For both of these documentaries, a big hat tip to commenter and blogger usinkorea.

7 Responses

  1. I haven’t checked out the videos by that group that deal with Afghanistan and Iraq and elsewhere, but the North Korea videos are excellent.

    That is the kind of thing I’ve been hoping to see become more and more common on the Internet to get the North Korea Human Rights info out.

    I’m glad to see they gave you the embed code and permission. At least on the You Tube page, it says they blocked embeding without permission. I haven’t tried to embed it on my blog, because I get little traffic.

  2. Wow, a middle-class family from Pyongyang is willing to risk their lives to get out. One more sign the end may not be too far away. Well, one can hope.

    Josh, please check your email, just sent you something you may be interested in.

  3. I actually came across this link :
    http://www.youtube.com/watch?v=JP3UdZRP-Ik&hl=en

    The first bit is – I am sure – familiar to most, though there is also another interrogation on here which I have not seen before. Perhaps of interest.

    I am not a frequent poster on this forum though allow me to use my real name from now on instead of my previous nickname TellTell.

  4. It’s fine to change your handle openly; I just ask that you stick with that. As for that video, I have serious concerns that it could be fake (this is the one where the armband changes arms, right?).

    The difficult balance you’ve got to strike here is knowing what to believe and disbelieve when independent confirmation is generally impossible. Here’s the framework on which I operate:

    1. Is the allegation generally credible and consistent with other known facts?

    2. Do the circumstances of the evidence for the allegation lend themselves to easy fabrication?

    3. Is there a personal or financial motive for the witness to fabricate the evidence?

    If the evidence has a net positive balance after I apply all of those tests and the proof is still imperfect — it usually is — I will draw an adverse inference against the party that has and refuses to disclose information that could confirm or rebut the allegation. More often than not, that party is the North Korean regime, which incredibly denies that torture and concentration camps even exist in the Workers’ Paradise.

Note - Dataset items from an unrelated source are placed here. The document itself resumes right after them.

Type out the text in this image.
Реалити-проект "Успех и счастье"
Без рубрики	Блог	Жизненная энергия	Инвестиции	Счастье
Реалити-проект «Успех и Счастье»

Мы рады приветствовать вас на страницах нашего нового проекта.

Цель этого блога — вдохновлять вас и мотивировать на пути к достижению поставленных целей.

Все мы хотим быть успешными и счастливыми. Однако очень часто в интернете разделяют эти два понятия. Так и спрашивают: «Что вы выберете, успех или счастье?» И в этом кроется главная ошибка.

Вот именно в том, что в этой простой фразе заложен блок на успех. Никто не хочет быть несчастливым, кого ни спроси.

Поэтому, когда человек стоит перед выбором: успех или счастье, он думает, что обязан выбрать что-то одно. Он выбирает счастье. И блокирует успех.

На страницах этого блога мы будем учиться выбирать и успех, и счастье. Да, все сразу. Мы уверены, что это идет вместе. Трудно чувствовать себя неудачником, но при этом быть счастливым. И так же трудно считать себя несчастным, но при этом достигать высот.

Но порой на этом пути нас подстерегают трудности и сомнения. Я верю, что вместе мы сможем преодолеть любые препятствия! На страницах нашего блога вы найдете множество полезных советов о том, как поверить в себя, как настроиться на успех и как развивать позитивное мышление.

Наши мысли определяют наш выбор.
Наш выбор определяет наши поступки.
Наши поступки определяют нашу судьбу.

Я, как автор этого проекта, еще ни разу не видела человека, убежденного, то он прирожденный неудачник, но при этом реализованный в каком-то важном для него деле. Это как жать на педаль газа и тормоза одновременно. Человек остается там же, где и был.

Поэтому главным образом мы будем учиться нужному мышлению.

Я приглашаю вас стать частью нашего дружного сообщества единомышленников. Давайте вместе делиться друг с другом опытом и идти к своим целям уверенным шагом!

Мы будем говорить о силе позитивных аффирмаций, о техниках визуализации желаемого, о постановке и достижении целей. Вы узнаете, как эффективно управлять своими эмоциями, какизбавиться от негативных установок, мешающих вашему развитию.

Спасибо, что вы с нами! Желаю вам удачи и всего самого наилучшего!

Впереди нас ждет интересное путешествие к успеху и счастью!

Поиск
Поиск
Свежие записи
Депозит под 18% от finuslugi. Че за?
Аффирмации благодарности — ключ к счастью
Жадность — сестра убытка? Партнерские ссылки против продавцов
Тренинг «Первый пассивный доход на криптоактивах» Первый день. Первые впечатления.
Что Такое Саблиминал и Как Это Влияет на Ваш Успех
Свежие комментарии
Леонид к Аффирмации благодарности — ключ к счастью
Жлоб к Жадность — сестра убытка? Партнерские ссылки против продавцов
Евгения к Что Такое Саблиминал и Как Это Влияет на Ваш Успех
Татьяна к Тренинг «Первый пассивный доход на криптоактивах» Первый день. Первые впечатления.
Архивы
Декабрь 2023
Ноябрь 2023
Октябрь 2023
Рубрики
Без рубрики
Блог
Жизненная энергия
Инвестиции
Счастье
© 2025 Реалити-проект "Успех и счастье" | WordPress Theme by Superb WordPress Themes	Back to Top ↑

    Unfortunately, it’s often just as impossible to say that something is fake as it is to say it’s genuine.

  5. Fair enough, no one can ultimately say whether these are genuine. All I can add is that I didn’t notice an armband-change unless we’re talking about something like a black miniband at the lower arms – although both torture clips seem armband-less to me. If these clips are indeed fakes, then the producers have certainly done a good job fooling me.

    Anyway, thanks for the relay of some ‘vetting criteria’, and yes, will also use only my ‘new’ name when posting here.